Use the Columns manager to show/hide columns and the Export button to download your lead list for ordering synthesis.

Clonotype space

This tab displays the same UMAP visualization from the upstream Clonotype Space block but automatically highlights your selected candidates. This is a crucial view for confirming that your antibody leads are distributed across the repertoire and not concentrated in a single, similar region.

What to look for:

  • Broad coverage: Selected leads (highlighted) should be distributed across different regions of the UMAP
  • Avoiding over-representation: No single cluster should dominate your selection unless it's truly the best by your ranking criteria

Multiple sequence alignment

This view generates a sequence alignment of your selected leads (e.g., for the VDJRegionInFrame sequence).
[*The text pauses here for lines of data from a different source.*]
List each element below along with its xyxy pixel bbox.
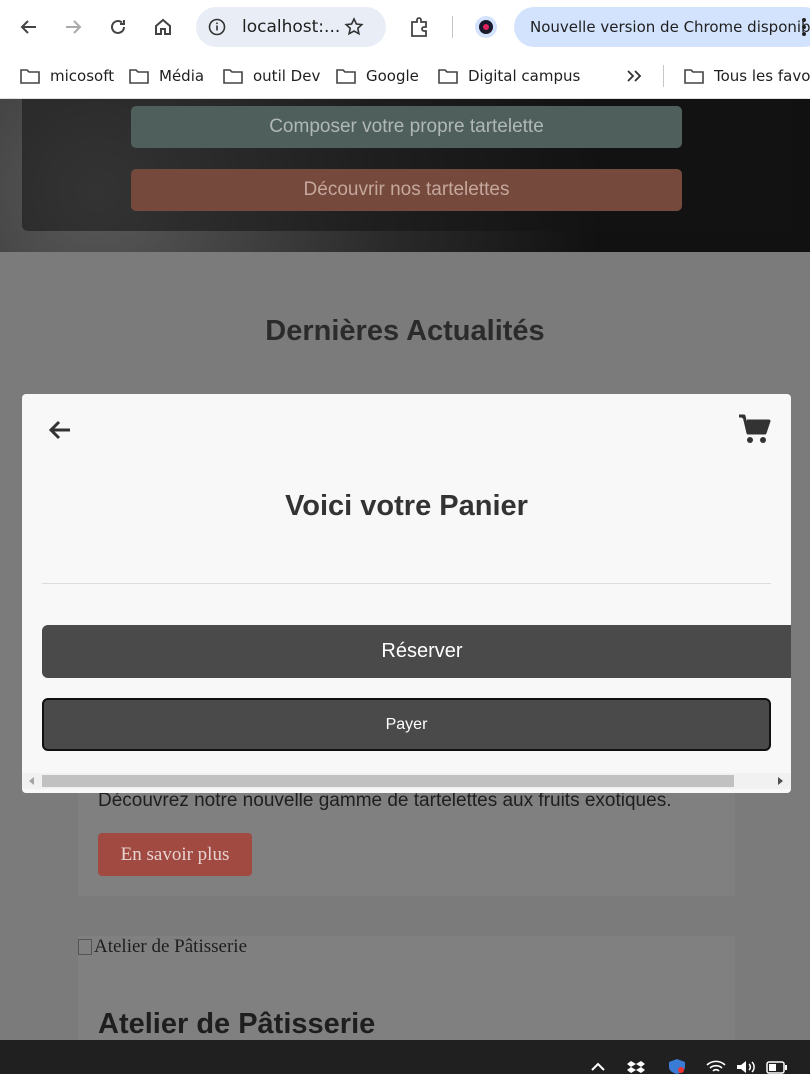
hero-banner: Composer votre propre tartelette Découvr… (0, 99, 810, 252)
scroll-right-icon[interactable] (778, 777, 783, 785)
security-shield-icon[interactable] (667, 1058, 687, 1074)
news-card-text: Découvrez notre nouvelle gamme de tartel… (98, 790, 672, 811)
news-card-image: Atelier de Pâtisserie (78, 936, 247, 958)
cart-icon[interactable] (738, 412, 772, 446)
chevron-up-icon[interactable] (590, 1062, 606, 1072)
bookmark-label[interactable]: Digital campus (468, 67, 580, 85)
bookmark-label[interactable]: Google (366, 67, 419, 85)
update-text[interactable]: Nouvelle version de Chrome disponible (530, 18, 810, 36)
broken-image-icon (78, 939, 92, 955)
back-icon[interactable] (11, 9, 47, 45)
address-bar[interactable]: localhost:... (196, 7, 386, 47)
bookmark-folder[interactable]: Digital campus (438, 65, 580, 87)
bookmark-star-icon[interactable] (344, 17, 364, 37)
reload-icon[interactable] (100, 9, 136, 45)
home-icon[interactable] (145, 9, 181, 45)
more-bookmarks-icon[interactable] (626, 65, 652, 87)
page-viewport: Composer votre propre tartelette Découvr… (0, 99, 810, 1040)
pay-button[interactable]: Payer (42, 698, 771, 751)
hero-card: Composer votre propre tartelette Découvr… (22, 99, 792, 231)
extensions-icon[interactable] (401, 9, 437, 45)
taskbar (0, 1040, 810, 1074)
bookmark-label[interactable]: outil Dev (253, 67, 320, 85)
address-text[interactable]: localhost:... (242, 17, 340, 37)
cart-modal: Voici votre Panier Réserver Payer (22, 394, 791, 793)
horizontal-scrollbar[interactable] (22, 773, 791, 789)
battery-icon[interactable] (766, 1061, 788, 1074)
bookmark-label[interactable]: Média (159, 67, 204, 85)
folder-icon (223, 69, 243, 84)
bookmark-label[interactable]: micosoft (50, 67, 114, 85)
compose-button[interactable]: Composer votre propre tartelette (131, 106, 682, 148)
scrollbar-thumb[interactable] (42, 775, 734, 787)
news-card: Atelier de Pâtisserie Atelier de Pâtisse… (78, 936, 735, 1040)
bookmarks-bar: micosoft Média outil Dev Google Digital … (0, 55, 810, 99)
learn-more-button[interactable]: En savoir plus (98, 833, 252, 876)
image-alt-text: Atelier de Pâtisserie (94, 936, 248, 957)
news-card-title: Atelier de Pâtisserie (98, 1008, 376, 1040)
profile-avatar[interactable] (468, 9, 504, 45)
menu-kebab-icon[interactable] (801, 17, 807, 42)
bookmark-folder[interactable]: micosoft (20, 65, 114, 87)
wifi-icon[interactable] (706, 1060, 726, 1074)
chrome-update-button[interactable]: Nouvelle version de Chrome disponible (514, 7, 810, 47)
bookmark-label[interactable]: Tous les favoris (714, 67, 810, 85)
folder-icon (438, 69, 458, 84)
dropbox-icon[interactable] (627, 1060, 645, 1074)
back-arrow-icon[interactable] (46, 416, 74, 444)
discover-button[interactable]: Découvrir nos tartelettes (131, 169, 682, 211)
bookmark-folder[interactable]: outil Dev (223, 65, 320, 87)
news-section-title: Dernières Actualités (265, 315, 545, 347)
folder-icon (129, 69, 149, 84)
scroll-left-icon[interactable] (29, 777, 34, 785)
volume-icon[interactable] (736, 1060, 756, 1074)
divider (42, 583, 771, 584)
bookmark-folder[interactable]: Google (336, 65, 419, 87)
modal-title: Voici votre Panier (285, 490, 528, 522)
browser-toolbar: localhost:... Nouvelle version de Chrome… (0, 0, 810, 55)
site-info-icon[interactable] (208, 18, 226, 36)
bookmark-folder[interactable]: Média (129, 65, 204, 87)
reserve-button[interactable]: Réserver (42, 625, 791, 678)
all-bookmarks-folder[interactable]: Tous les favoris (684, 65, 810, 87)
folder-icon (684, 69, 704, 84)
forward-icon[interactable] (55, 9, 91, 45)
folder-icon (20, 69, 40, 84)
folder-icon (336, 69, 356, 84)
It serves as a direct visual confirmation of their sequence diversity.

Features:

  • Color by Chemical Properties to identify conserved vs variable regions
  • Highlight CDRs and Frameworks to see where diversity is concentrated
  • Customize which sequences and labels are shown
  • Use the phylogenetic tree view to understand relationships between your selected leads

Spectratype and gene usage

These plots show the distribution of CDR3 lengths and V/J gene usage for your selected antibody leads.

What to look for:

  • Diverse spectratype: A broad distribution of CDR3 lengths indicates structural diversity
  • Multiple gene families: Usage of different V and J genes suggests your selection isn't biased toward a single germline origin
  • Warning signs: A highly skewed plot (single peak, single gene) might indicate insufficient diversity, which could mean you need to adjust your diversification settings or select more leads

Best practices and tips

For in vivo discovery workflows

  1. Start with preset defaults: The In Vivo preset provides validated filtering and ranking criteria
  2. Monitor mutation quality: Use CDR mutation fraction > 0.5 to avoid framework-heavy clones
  3. Don't over-filter on mutations: Near-germline antibodies can still be potent; the composite score already balances this
  4. Select enough leads: For a diverse panel, aim for at least 50-100 leads to represent the sequence space

For in vitro display workflows

  1. Verify enrichment thresholds: The default 1.0 log₂ fold change is a good start, but adjust based on your panning stringency
  2. Use antigen specificity analysis: When the Clonotype Enrichment block is configured with target and control antigens:
    • Filter by Binding Specificity to select target-specific binders that show minimal binding to control antigens
    • Filter by Enrichment Quality to remove low-confidence hits with inconsistent enrichment patterns
    • Rank by Max Enrichment to prioritize the most highly enriched candidates
    • These metrics help eliminate non-specific binders and low-quality enrichment signals
  3. Combine with functional data: If you have ELISA or binding data (via the Functional Assay Data block), add it as a ranking criterion
  4. Consider multiple rounds: Rank by final-round enrichment first, then by earlier rounds to find consistent binders

General tips

  1. Use diversification: Always enable diversification by cluster unless you specifically want to allow multiple similar sequences
  2. Iterate quickly: Use a small number (e.g., 20 leads) for initial visualization, then increase once you're confident in the settings
  3. Check the UMAP: The Clonotype Space visualization is the fastest way to verify diversity
  4. Export and track: Download your lead table with all metadata for reproducibility

By combining preset-specific defaults, the composite In Vivo Score, diversified ranking, and integrated visualizations, you can quickly and confidently move from a large pool of potential antibodies to a refined, high-quality list of candidates ready for the next stage of discovery.